#1: Agency preserving RL & game theory AGI gyms

Under this topic we explore several variants that focus on algorithmically describing how "agency" and "agency preservation" might be conceptualized or learned, e.g. by reinforcement learning (RL) agents. We can begin simply by viewing agency as a "capacity" to affect the environment (or external world) and limit ourselves to few-agent environments. We can ask easy questions such as quantifying agency and tracking it in simulated games or environments, and we can ask hard questions such as solving previously unsolved problems of organizing or maximizing resources use fairly, or solving inequality among agents.

Easy questions: Is agency quantifiable, e.g. number of states or changes an agent can make to the world? Do RL agents tend to seek "power-for-themselves" and "disempowerment-for-others" as instrumental goals?

Hard questions: How can we guarantee that (benevolent) superhuman intelligent AI systems – that are essentially alien lifeforms – understand and protect human wellbeing and the human control (i.e. agency) over the world? How would such AI systems balance between competing values and goals to arrive at human-acceptable solutions and human futures – and avoid silly things like paperclip maximization?

To get us started on the "easy" questions there are several related works that might guide us:

So we are broadly seeking to conceptualize RL AGIs that might learn to directly preserve agency: i.e. having many options/locations, and many choices (and possibly improve these) – rather than focusing on human intent or truth, accurate value representation, interpretability. But the challenge is on how to do this without negatively affecting the long-term future and outcomes as "agency depletion". Our sketch for agency depletion is that even well-meaning, (i.e. "intent aligned") truthful AIs can gradually remove all but the safest options from an environment – because of risk-reducing and reward-maximizing objectives. (If the AI agent is misaligned/untruthful, then option depletion happens even faster).
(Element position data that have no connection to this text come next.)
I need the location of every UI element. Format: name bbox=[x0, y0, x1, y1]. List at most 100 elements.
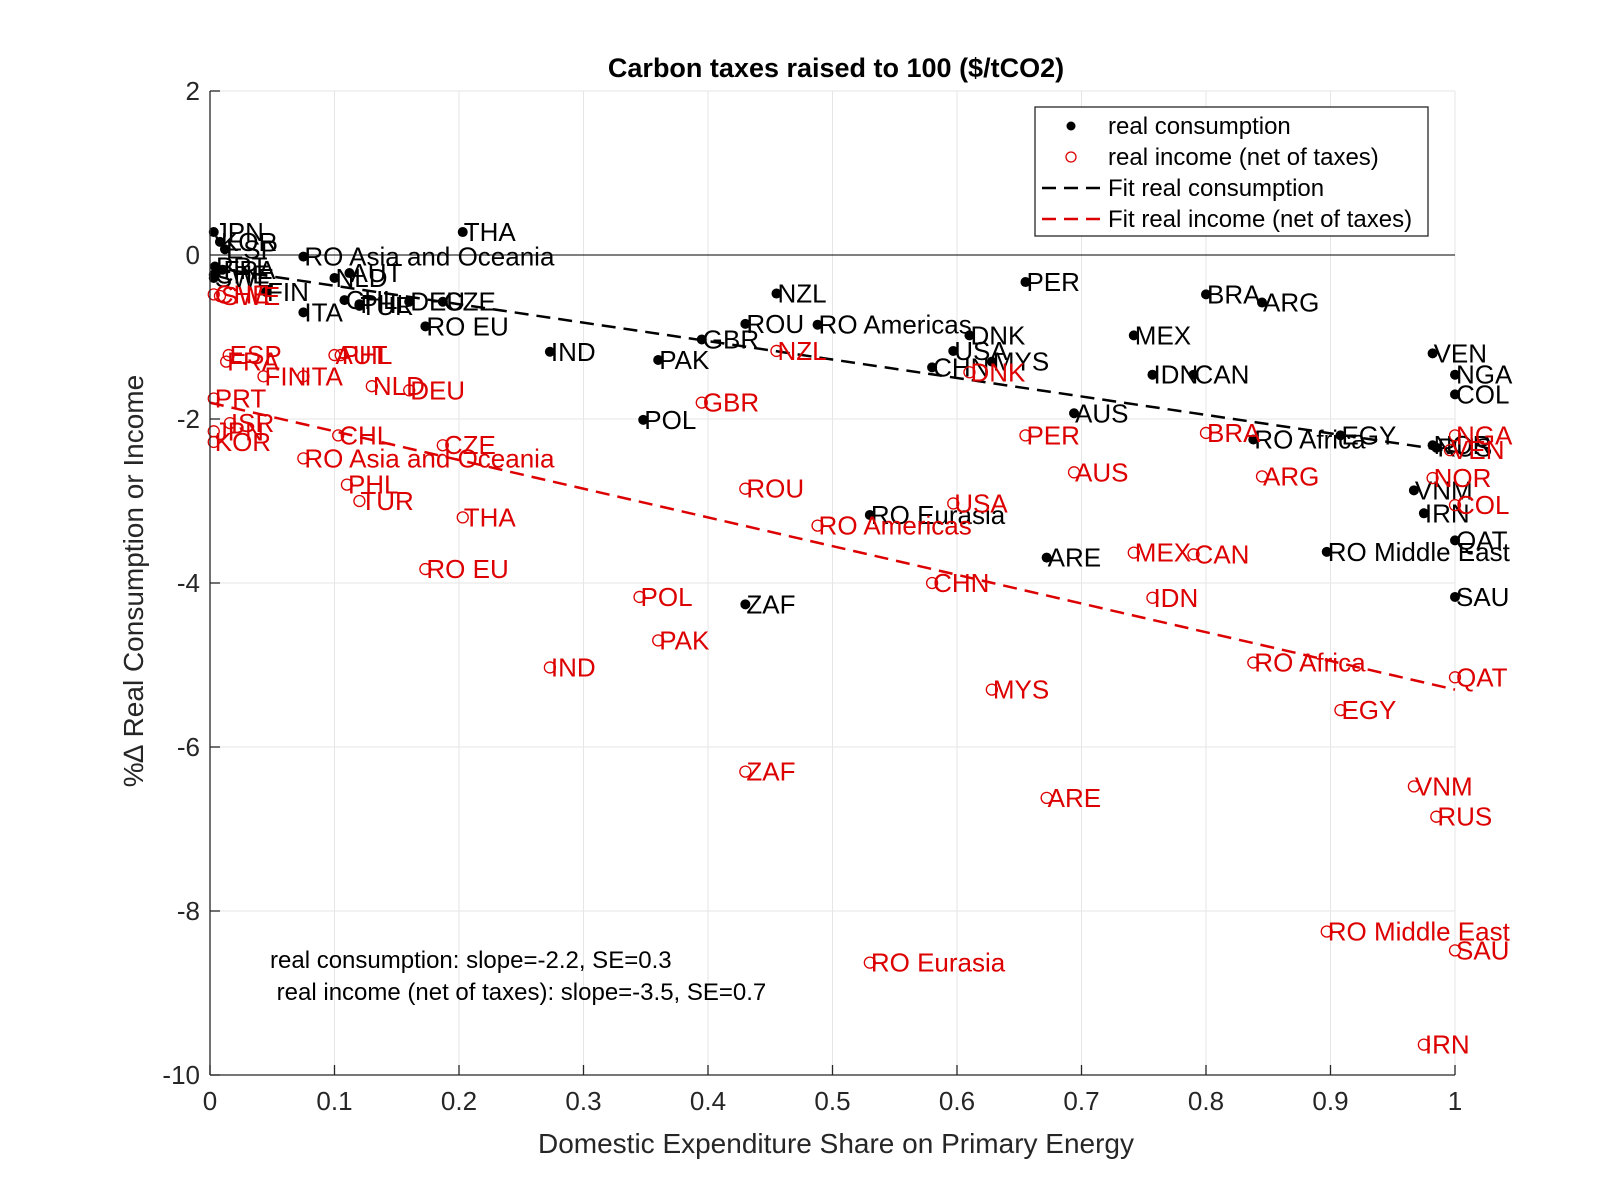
data-point-label: VNM bbox=[1415, 771, 1473, 801]
data-point bbox=[1431, 442, 1442, 453]
data-point bbox=[1020, 277, 1031, 288]
data-point bbox=[1408, 485, 1419, 496]
data-point bbox=[340, 478, 354, 491]
data-point bbox=[1040, 791, 1053, 804]
data-point bbox=[332, 429, 345, 442]
data-point-label: ARG bbox=[1263, 288, 1319, 318]
data-point bbox=[1019, 429, 1032, 442]
data-point-label: PHL bbox=[360, 289, 411, 319]
data-point-label: AUS bbox=[1075, 398, 1128, 428]
data-point bbox=[740, 599, 751, 610]
data-point bbox=[1407, 780, 1421, 793]
data-point-label: ARE bbox=[1048, 543, 1101, 573]
y-axis-label: %∆ Real Consumption or Income bbox=[118, 375, 149, 787]
data-point bbox=[456, 511, 469, 524]
data-point bbox=[209, 261, 220, 272]
data-point-label: AUS bbox=[1075, 457, 1128, 487]
data-point bbox=[1127, 546, 1140, 559]
data-point bbox=[1069, 408, 1080, 419]
legend-marker-consumption bbox=[1066, 121, 1076, 131]
data-point-label: CZE bbox=[444, 430, 496, 460]
data-point bbox=[985, 683, 999, 696]
data-point bbox=[328, 348, 341, 362]
data-point-label: PRT bbox=[215, 384, 267, 414]
data-point-label: IRN bbox=[1425, 1030, 1470, 1060]
data-point-label: RUS bbox=[1437, 433, 1492, 463]
data-point-label: QAT bbox=[1456, 662, 1508, 692]
data-point bbox=[1450, 591, 1460, 602]
data-point-label: SAU bbox=[1456, 935, 1509, 965]
data-point bbox=[1067, 466, 1081, 479]
data-point-label: EGY bbox=[1341, 420, 1396, 450]
data-point-label: IRN bbox=[1425, 498, 1470, 528]
data-point-label: USA bbox=[954, 488, 1008, 518]
x-tick-label: 0.8 bbox=[1188, 1086, 1224, 1116]
data-point bbox=[207, 435, 220, 449]
data-point-label: PHL bbox=[342, 340, 393, 370]
data-point-label: CAN bbox=[1195, 539, 1250, 569]
legend-label-fit-consumption: Fit real consumption bbox=[1108, 175, 1324, 202]
legend-marker-income bbox=[1065, 151, 1077, 163]
data-point bbox=[1430, 810, 1443, 823]
data-point bbox=[740, 318, 751, 329]
data-point-label: CHL bbox=[339, 420, 391, 450]
data-point-label: NGA bbox=[1456, 360, 1513, 390]
data-point-label: RO Middle East bbox=[1328, 537, 1511, 567]
legend: real consumption real income (net of tax… bbox=[1034, 106, 1429, 237]
data-point bbox=[812, 319, 823, 330]
data-point bbox=[457, 227, 468, 238]
data-point bbox=[948, 345, 959, 356]
data-point bbox=[1201, 289, 1211, 300]
data-point bbox=[261, 286, 272, 297]
data-point bbox=[208, 227, 219, 238]
data-point-label: THA bbox=[464, 217, 517, 247]
x-tick-label: 0.4 bbox=[690, 1086, 726, 1116]
y-tick-label: -8 bbox=[177, 896, 200, 926]
data-point bbox=[1187, 548, 1200, 561]
data-point-label: RO EU bbox=[426, 554, 508, 584]
data-point-label: PER bbox=[1026, 420, 1079, 450]
data-point-label: KOR bbox=[215, 427, 271, 457]
data-point-label: NZL bbox=[777, 279, 826, 309]
data-point bbox=[404, 296, 415, 307]
data-point bbox=[217, 264, 228, 275]
data-point bbox=[298, 307, 309, 318]
data-point bbox=[1320, 925, 1333, 938]
data-point bbox=[863, 956, 876, 969]
data-point bbox=[223, 416, 237, 430]
data-point-label: BRA bbox=[1207, 418, 1261, 448]
data-point bbox=[652, 634, 665, 647]
data-point-label: AUT bbox=[336, 340, 388, 370]
data-point-label: NOR bbox=[1434, 430, 1492, 460]
data-point-label: RO Eurasia bbox=[871, 948, 1006, 978]
data-point bbox=[354, 300, 365, 311]
data-point-label: ESP bbox=[226, 234, 278, 264]
data-point-label: POL bbox=[641, 582, 693, 612]
data-point-label: RO Africa bbox=[1254, 425, 1366, 455]
data-point bbox=[1255, 470, 1269, 483]
data-point bbox=[543, 661, 557, 674]
data-point-label: AUT bbox=[350, 258, 402, 288]
data-point-label: CAN bbox=[1195, 360, 1250, 390]
data-point-label: TUR bbox=[360, 486, 413, 516]
data-point bbox=[1450, 369, 1460, 380]
data-point bbox=[1448, 429, 1462, 442]
data-point-label: QAT bbox=[1456, 525, 1508, 555]
data-point-label: VNM bbox=[1415, 475, 1473, 505]
data-point bbox=[1417, 1038, 1431, 1051]
data-point bbox=[695, 396, 708, 409]
data-point bbox=[1427, 348, 1438, 359]
data-point bbox=[207, 392, 220, 405]
data-point-label: PAK bbox=[659, 345, 710, 375]
data-point bbox=[986, 356, 997, 367]
data-point bbox=[739, 482, 752, 495]
data-point-label: CZE bbox=[444, 287, 496, 317]
y-tick-label: -10 bbox=[162, 1060, 200, 1090]
data-point bbox=[213, 289, 227, 303]
y-tick-label: 0 bbox=[186, 240, 200, 270]
data-point-label: SAU bbox=[1456, 582, 1509, 612]
data-point bbox=[963, 366, 976, 379]
data-point-label: BRA bbox=[1207, 279, 1261, 309]
data-point-label: NGA bbox=[1456, 420, 1513, 450]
To get started on the "hard" questions, we have less guidance. But perhaps we can start by rethinking the "paper clip" maximization paradigm not as a "specification gaming" failure – e.g. the human failure to outline all the rules (i.e. failure on training distribution), nor as a "goal misgeneralization" failure – e.g. the failure of the AI/humans to provide all of the required training data or recognize out of distribution scenarios (i.e. failure on out of distribution). What if paper clip maximization occurs because humanity has not solved the problem of distributing and equally sharing large amounts of knowledge and power – let alone figured out how to write algorithms to this end? That is, what if alignment is not an algorithmic failure – but a (very) difficult conceptualization problem, such as how powerful agents can live and interact with much less powerful ones?

Essentially, we are interested in agency preservation as a pre-learning, pre-misalignment target for safe AIs, perhaps in game or economic theory paradigms. For example, in a paradigm containing a "human" agent and an AGI agent that has already learned the human's reward function and has nearly omnipotent control over the environment, what does the AGI optimize in assisting the human? That is, how does the AGI balance between all the (true) needs, goals and desires of the human at every time step to make an action or recommendation? And how does the AGI do this when you add many other humans to the environment?

This question goes beyond merely the problem of AGIs recommending "suboptimal" solutions and towards central – but vastly understudied – questions in alignment relating to the long-term effects of AI actions on the "operator" and other agents. Whereas "intent" alignment and "preference" satisfaction focus more on human evaluation of the immediate outcome of AI/AGI actions (and is the basis of RLHF in LLM tuning) – here we ask questions about whether AI alignment is a problem of algorithmically defining long-term and distributed effects rather than immediately observable effects:

* We note that agency-evaluation can suffer from similar, but arguably less harmful, failures as "intent"-fulfilment.

The sketch of this looks like the problem of trying to get a completely benevolent organism with high intelligence (an AGI) to figure out what a lower intelligent organism without harming it or doing long-term damage. For example, trying to use symbols to get a cow to respond correctly to a complex decision problem. How would we truly evaluate how the cow feels about the solution or problem formulation? Truth doesn't help guide us (the AI is not deceitful and knows what the cow values perfectly); interpretability is not even relevant; ontological identification – who knows how to explain any concept to a cow? And how do we ensure that what the cow wants won't destroy, enslave etc. other organisms?

As more practical projects, could we design AGI gyms (or simple paradigms) where super agents (i.e. having many capacities not available to others) interact with ordinary agents for long periods of time without harming them? What might agency preservation and equilibria look like in these paradigms? Are the only solutions here (equilibrium etc.) that: (i) AGI/AIs must necessarily become "part" of the organism they interact with (what does this even mean)? or (ii) that AGI/AIs must never make agency-related decisions (how would we ever stop this)?